Help for the Helpless. Go to a halfway house or hospital and find people in need of a little support, a hand up. Tell their stories. Arrange sessions with experts. Chart progress. Appeal for help finding the people a job.

The Biggest Loser. There’s no reason a weight-loss group / contest can’t be a continuing saga.

Read Dating. Why not chronicle attempts by singles to meet a mate? Follow the tales of a small group as they try this service, these ads, this author’s advice, that online service.

The Apprentice. Again, why not a print version? A local business personality gets publicity in exchange for conducting an in-print talent search. With A-to-Z tips on finding jobs.
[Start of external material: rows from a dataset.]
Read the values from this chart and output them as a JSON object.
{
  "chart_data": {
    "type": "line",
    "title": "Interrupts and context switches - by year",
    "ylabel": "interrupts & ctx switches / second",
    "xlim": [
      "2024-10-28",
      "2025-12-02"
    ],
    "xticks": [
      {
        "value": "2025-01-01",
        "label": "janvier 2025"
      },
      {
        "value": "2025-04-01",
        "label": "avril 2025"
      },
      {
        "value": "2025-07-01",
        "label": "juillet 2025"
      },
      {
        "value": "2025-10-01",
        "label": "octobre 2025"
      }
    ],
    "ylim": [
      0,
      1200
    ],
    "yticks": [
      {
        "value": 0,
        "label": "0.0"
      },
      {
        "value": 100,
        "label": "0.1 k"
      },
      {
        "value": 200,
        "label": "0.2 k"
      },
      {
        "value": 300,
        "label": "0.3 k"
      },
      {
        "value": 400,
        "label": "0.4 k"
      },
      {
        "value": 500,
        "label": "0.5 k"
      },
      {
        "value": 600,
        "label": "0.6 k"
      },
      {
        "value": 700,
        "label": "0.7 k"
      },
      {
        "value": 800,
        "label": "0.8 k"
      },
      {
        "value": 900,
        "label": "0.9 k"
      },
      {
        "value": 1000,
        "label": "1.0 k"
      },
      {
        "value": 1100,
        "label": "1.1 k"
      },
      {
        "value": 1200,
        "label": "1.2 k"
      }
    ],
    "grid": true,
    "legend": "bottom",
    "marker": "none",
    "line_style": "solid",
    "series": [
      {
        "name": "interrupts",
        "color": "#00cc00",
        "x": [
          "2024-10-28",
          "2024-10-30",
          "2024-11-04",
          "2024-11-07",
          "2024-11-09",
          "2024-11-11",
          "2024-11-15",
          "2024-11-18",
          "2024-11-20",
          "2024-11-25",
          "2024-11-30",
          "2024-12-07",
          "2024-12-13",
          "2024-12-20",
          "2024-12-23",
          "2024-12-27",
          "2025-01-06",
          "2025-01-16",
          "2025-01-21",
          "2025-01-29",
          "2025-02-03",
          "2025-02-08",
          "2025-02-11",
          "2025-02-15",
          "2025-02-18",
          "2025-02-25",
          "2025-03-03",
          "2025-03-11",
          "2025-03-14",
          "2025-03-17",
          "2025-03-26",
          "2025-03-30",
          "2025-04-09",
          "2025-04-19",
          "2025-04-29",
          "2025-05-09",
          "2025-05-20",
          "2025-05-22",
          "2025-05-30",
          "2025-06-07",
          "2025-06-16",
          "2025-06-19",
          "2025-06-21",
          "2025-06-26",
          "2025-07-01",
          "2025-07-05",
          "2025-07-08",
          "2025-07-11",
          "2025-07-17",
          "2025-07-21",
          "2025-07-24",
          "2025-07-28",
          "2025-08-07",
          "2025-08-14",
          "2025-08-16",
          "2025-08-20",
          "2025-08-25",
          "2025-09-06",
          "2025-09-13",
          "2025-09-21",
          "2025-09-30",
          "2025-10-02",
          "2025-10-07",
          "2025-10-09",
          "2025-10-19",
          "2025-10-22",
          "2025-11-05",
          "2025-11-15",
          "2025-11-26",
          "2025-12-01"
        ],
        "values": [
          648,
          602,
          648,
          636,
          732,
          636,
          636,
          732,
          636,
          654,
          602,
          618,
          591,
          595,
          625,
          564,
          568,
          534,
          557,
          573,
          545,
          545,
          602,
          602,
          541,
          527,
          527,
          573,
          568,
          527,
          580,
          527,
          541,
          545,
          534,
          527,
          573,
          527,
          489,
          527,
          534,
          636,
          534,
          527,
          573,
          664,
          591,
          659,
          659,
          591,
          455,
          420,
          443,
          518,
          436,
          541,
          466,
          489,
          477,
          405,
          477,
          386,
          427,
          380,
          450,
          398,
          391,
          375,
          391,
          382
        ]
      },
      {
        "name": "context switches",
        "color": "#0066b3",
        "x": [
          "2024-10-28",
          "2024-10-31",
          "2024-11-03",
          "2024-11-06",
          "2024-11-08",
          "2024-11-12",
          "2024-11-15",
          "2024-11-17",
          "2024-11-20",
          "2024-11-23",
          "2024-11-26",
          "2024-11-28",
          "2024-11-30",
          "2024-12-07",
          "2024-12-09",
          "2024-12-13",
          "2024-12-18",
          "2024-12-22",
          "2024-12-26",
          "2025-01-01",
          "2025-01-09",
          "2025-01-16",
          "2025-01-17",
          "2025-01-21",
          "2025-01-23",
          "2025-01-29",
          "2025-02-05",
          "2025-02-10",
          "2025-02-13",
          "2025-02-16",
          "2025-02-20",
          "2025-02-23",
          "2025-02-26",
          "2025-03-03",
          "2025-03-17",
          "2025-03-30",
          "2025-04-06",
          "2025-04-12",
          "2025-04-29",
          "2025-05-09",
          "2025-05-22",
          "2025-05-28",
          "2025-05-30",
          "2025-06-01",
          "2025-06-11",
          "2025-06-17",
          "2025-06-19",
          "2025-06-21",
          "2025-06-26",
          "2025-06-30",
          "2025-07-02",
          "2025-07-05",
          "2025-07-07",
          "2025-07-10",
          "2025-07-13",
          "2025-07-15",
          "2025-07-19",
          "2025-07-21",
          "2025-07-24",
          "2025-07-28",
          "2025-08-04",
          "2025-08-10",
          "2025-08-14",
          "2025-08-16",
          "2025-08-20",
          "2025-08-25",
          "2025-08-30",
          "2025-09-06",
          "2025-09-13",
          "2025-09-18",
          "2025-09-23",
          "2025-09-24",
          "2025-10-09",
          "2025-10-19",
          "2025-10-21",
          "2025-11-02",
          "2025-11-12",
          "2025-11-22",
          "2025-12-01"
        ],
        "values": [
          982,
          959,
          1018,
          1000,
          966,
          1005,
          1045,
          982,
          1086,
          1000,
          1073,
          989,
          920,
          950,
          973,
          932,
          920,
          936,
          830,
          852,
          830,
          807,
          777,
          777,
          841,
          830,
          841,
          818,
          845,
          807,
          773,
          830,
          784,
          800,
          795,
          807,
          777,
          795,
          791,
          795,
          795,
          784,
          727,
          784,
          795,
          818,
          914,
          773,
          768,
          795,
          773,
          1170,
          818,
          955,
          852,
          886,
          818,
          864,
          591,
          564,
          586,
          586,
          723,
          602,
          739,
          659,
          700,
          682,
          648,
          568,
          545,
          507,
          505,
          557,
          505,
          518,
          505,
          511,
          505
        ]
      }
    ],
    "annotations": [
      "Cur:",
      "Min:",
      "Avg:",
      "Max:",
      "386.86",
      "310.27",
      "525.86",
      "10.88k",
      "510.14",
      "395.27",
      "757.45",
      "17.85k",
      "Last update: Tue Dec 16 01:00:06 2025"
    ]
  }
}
Maybe run this in your Help Wanted section, to attract more attention to those ads.

Columnist for President. Sure, put your most lovable grassroots-stained wretch on the ballot. Then let him conduct the campaign in print. Offer equal time, of course, to the real candidates. Stupid? Subversive of the election process? Hey, maybe it would actually get people to pay attention to politics and even vote.

This is just a sample of the possibilities. In small towns where the local news is yawn-inducing and the national news has already been coopted by TV and CNN.com, sure could bring a little fun and life back to pulp.
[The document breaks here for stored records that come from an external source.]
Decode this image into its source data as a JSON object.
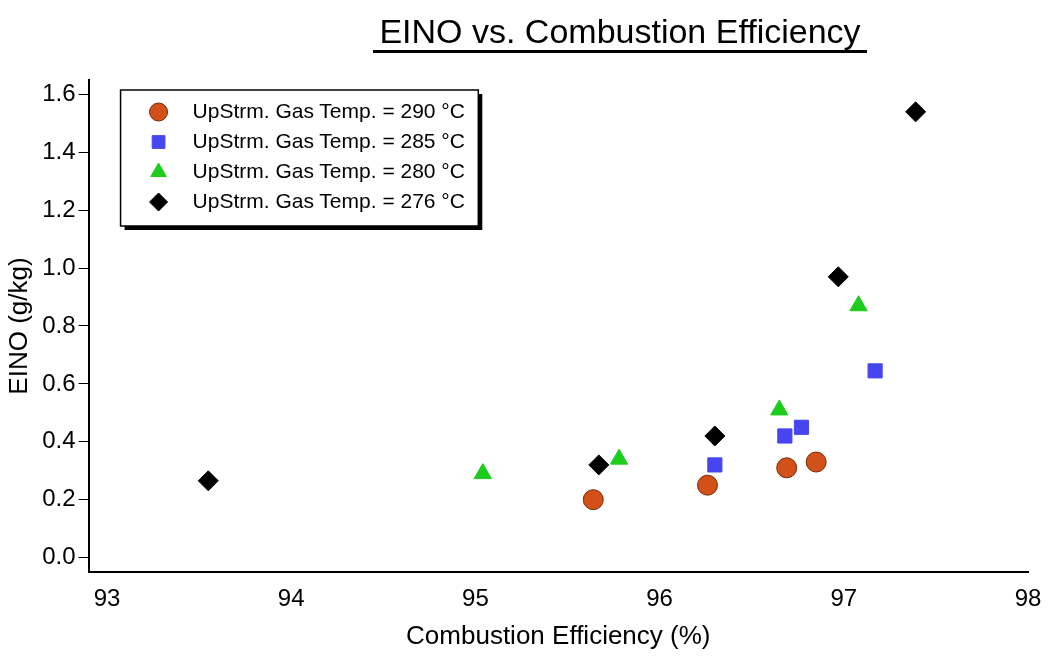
{
  "chart_data": {
    "type": "scatter",
    "title": "EINO vs. Combustion Efficiency",
    "xlabel": "Combustion Efficiency (%)",
    "ylabel": "EINO (g/kg)",
    "xlim": [
      92.9,
      98
    ],
    "xticks": [
      93,
      94,
      95,
      96,
      97,
      98
    ],
    "ylim": [
      -0.05,
      1.65
    ],
    "yticks": [
      {
        "value": 0,
        "label": "0.0"
      },
      {
        "value": 0.2,
        "label": "0.2"
      },
      {
        "value": 0.4,
        "label": "0.4"
      },
      {
        "value": 0.6,
        "label": "0.6"
      },
      {
        "value": 0.8,
        "label": "0.8"
      },
      {
        "value": 1,
        "label": "1.0"
      },
      {
        "value": 1.2,
        "label": "1.2"
      },
      {
        "value": 1.4,
        "label": "1.4"
      },
      {
        "value": 1.6,
        "label": "1.6"
      }
    ],
    "grid": false,
    "legend": "top left",
    "series": [
      {
        "name": "UpStrm. Gas Temp. = 290 °C",
        "color": "#d2501a",
        "marker": "circle",
        "x": [
          95.64,
          96.26,
          96.69,
          96.85
        ],
        "values": [
          0.2,
          0.25,
          0.31,
          0.33
        ]
      },
      {
        "name": "UpStrm. Gas Temp. = 285 °C",
        "color": "#4646f0",
        "marker": "square",
        "x": [
          96.3,
          96.68,
          96.77,
          97.17
        ],
        "values": [
          0.32,
          0.42,
          0.45,
          0.645
        ]
      },
      {
        "name": "UpStrm. Gas Temp. = 280 °C",
        "color": "#1ecc1e",
        "marker": "triangle",
        "x": [
          95.04,
          95.78,
          96.65,
          97.08
        ],
        "values": [
          0.29,
          0.34,
          0.51,
          0.87
        ]
      },
      {
        "name": "UpStrm. Gas Temp. = 276 °C",
        "color": "#000000",
        "marker": "diamond",
        "x": [
          93.55,
          95.67,
          96.3,
          96.97,
          97.39
        ],
        "values": [
          0.265,
          0.32,
          0.42,
          0.97,
          1.54
        ]
      }
    ]
  }
}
Maybe coordinate this with a local TV news or radio talk show, boosting both parties on the Buzz Meter.

See what happens when you suspend focus on “news” and instead just think about what else can go on “paper”?

A Gossip Column About Our Fictional Celebrities

Gossip columns are popular, and so are TV series. Doesn’t it seem sometimes that people are almost as interested in TV characters as they are in real people? Aha! Do a newspaper column called “Character References” that’s “gossip” about what happened last night on TV. Write it up in chatty mock-shock-schlocky style. Boldface the unreal names. Only the wildest, wickedest, newsiest fictional events make the cut. Could broaden it to include famous characters from books and movies, too.